Bolstered by unexpectedly strong earnings, executives at Goldman Sachs Group Inc. took in stride the government's fraud lawsuit against the firm as they downplayed the importance of allegations that the company misled investors about some of the complex securities at the heart of the 2008 financial crisis.
In their first extended comments about the lawsuit, executives told industry analysts and investors in a conference call Tuesday that the company did nothing wrong in the case outlined Friday by the Securities and Exchange Commission.
"We would never intentionally mislead anyone, certainly not our clients," said Greg Palm, Goldman's chief legal counsel. "When you go to the core of the SEC complaint, it clearly revolves around a he-said-she-said a little bit."
David Viniar, the firm's chief financial officer, said matter-of-factly: "As long as we continue to perform for our clients, they will be happy with us. And if we stop performing for them, they won't."

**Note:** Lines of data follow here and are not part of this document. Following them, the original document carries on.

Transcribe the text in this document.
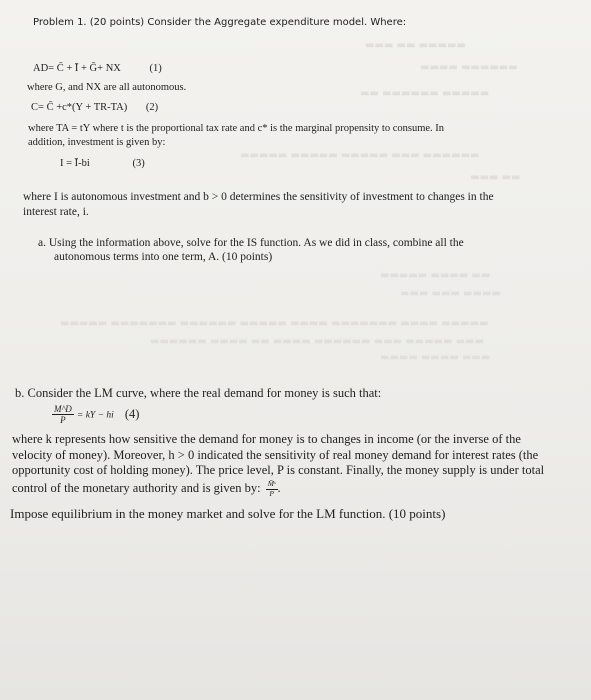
▬▬▬ ▬▬ ▬▬▬▬▬
▬▬▬▬ ▬▬▬▬▬▬
▬▬ ▬▬▬▬▬▬ ▬▬▬▬▬
▬▬▬▬▬ ▬▬▬▬▬ ▬▬▬▬▬ ▬▬▬ ▬▬▬▬▬▬
▬▬▬ ▬▬
▬▬▬▬▬ ▬▬▬▬ ▬▬
▬▬▬ ▬▬▬ ▬▬▬▬
▬▬▬▬▬ ▬▬▬▬▬▬▬ ▬▬▬▬▬▬ ▬▬▬▬▬ ▬▬▬▬ ▬▬▬▬▬▬▬ ▬▬▬▬ ▬▬▬▬▬
▬▬▬▬▬▬ ▬▬▬▬ ▬▬ ▬▬▬▬ ▬▬▬▬▬▬ ▬▬▬ ▬▬▬▬▬ ▬▬▬
▬▬▬▬ ▬▬▬▬ ▬▬▬
Problem 1. (20 points) Consider the Aggregate expenditure model. Where:
AD= C̄ + Ī + Ḡ+ NX	(1)
where G, and NX are all autonomous.
C= C̄ +c*(Y + TR-TA) (2)
where TA = tY where t is the proportional tax rate and c* is the marginal propensity to consume. In
addition, investment is given by:
I = Ī-bi	(3)
where I is autonomous investment and b > 0 determines the sensitivity of investment to changes in the
interest rate, i.
a. Using the information above, solve for the IS function. As we did in class, combine all the
autonomous terms into one term, A. (10 points)
b. Consider the LM curve, where the real demand for money is such that:
$\frac{M\^{}D}{P}$ = kY − hi (4)
where k represents how sensitive the demand for money is to changes in income (or the inverse of the
velocity of money). Moreover, h > 0 indicated the sensitivity of real money demand for interest rates (the
opportunity cost of holding money). The price level, P is constant. Finally, the money supply is under total
control of the monetary authority and is given by: $\frac{\text{M̄ˢ}}{P}$ .
Impose equilibrium in the money market and solve for the LM function. (10 points)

After the call, a wide range of banking analysts gave Goldman's presentation a positive reading, recommending that clients buy the stock.
"I found it very reassuring that they took it in stride, that they seemed so calm," said Michael Wong, an analyst with research firm Morningstar Inc. "It seems like Goldman has mounted a pretty decent defense to the allegation."
For the first quarter, Goldman's profit soared more than 90% to $3.5 billion, or $5.59 a share, compared with $1.8 billion, or $3.39, for the first three months of last year. Wall Street analysts on average had expected net income of $4.14 a share, according to a survey by Bloomberg.
Quarterly revenue increased 36% to $12.8 billion.
As with other big banks this year, most of the revenue came from the trading of fixed-income instruments such as bonds, currencies and commodities. That trading accounted for 57% of the firm's revenue and was boosted by the volatility in the markets and low government interest rates.
"You can see from our results last quarter that our clients still support us," Viniar said.
The New York investment bank emerged from the financial crisis stronger than almost any other firm. But even before the SEC lawsuit was filed, the company was buffeted by public criticism over its huge bonuses and its marketing of complex financial instruments in the years before the credit crunch.
In response to public anger, executives decided at the end of last year to reduce the annual pool of money it set aside for 2009 compensation, leaving it with $16.2 billion, or an average of $498,000 for each employee.
But for the first three months of this year, the compensation pool jumped to $5.5 billion, which amounts to 43% of the company's total revenue. If that figure holds over the entire year, it would be enough to pay each of employee $665,000.
Goldman's stock has been hit heavily since the SEC filed its lawsuit, dropping more than 10%. On Tuesday, shares fell $3.34, or 2%, to $159.98.
Earlier Tuesday, the British Financial Services Authority said it would begin a formal investigation of Goldman's activities there. Prime Minister Gordon Brown last week accused the bank of "moral bankruptcy."
British Liberal Democrat leader Nick Clegg recommended that the company be suspended from its role as a government advisor until the allegations are investigated.
In Berlin, German Chancellor Angela Merkel's government said it was evaluating "legal steps" against Goldman.
The SEC accused Goldman of creating a collateralized debt obligation that was designed to fail and that ultimately led to $1 billion in losses for its customers.
The new class of securities was formed at the request of a major hedge fund client, John Paulson, who wanted to bet against the security, the complaint alleged. The SEC said that Goldman misled investors who bought the securities by not explaining Paulson's role in its creation.
Goldman executives said the SEC had collected material from Goldman Sachs in the months before it brought the case, but Palm said the firm had no warning about the lawsuit.
"We were somewhat surprised on Friday morning that this was a filed case. No one had told us about it in advance," Palm said.
The company has mounted an ever-broadening defense of itself since then. It has emphasized that the investors who bought the securities were sophisticated enough to judge the quality of it. Palm also noted that Goldman bought some of the securities itself, and lost $100 million — a figure that has been revised upward since Friday.
"We obviously thought there was nothing wrong with this portfolio, otherwise we wouldn't have done that," Palm said.
Douglas Sipkin, a bank analyst at Ticonderoga Securities, said potential clients were unlikely to be scared off by the allegations primarily because of how many other banks were doing similar things before the credit crunch.
"I don't think, when institutional investors look at this, that they will think Goldman was doing anything materially different than what other institutions were doing," Sipkin said.
As for possible fines or penalties, analyst Wong of Morningstar said, "No matter how big the fine, Goldman Sachs can likely absorb it."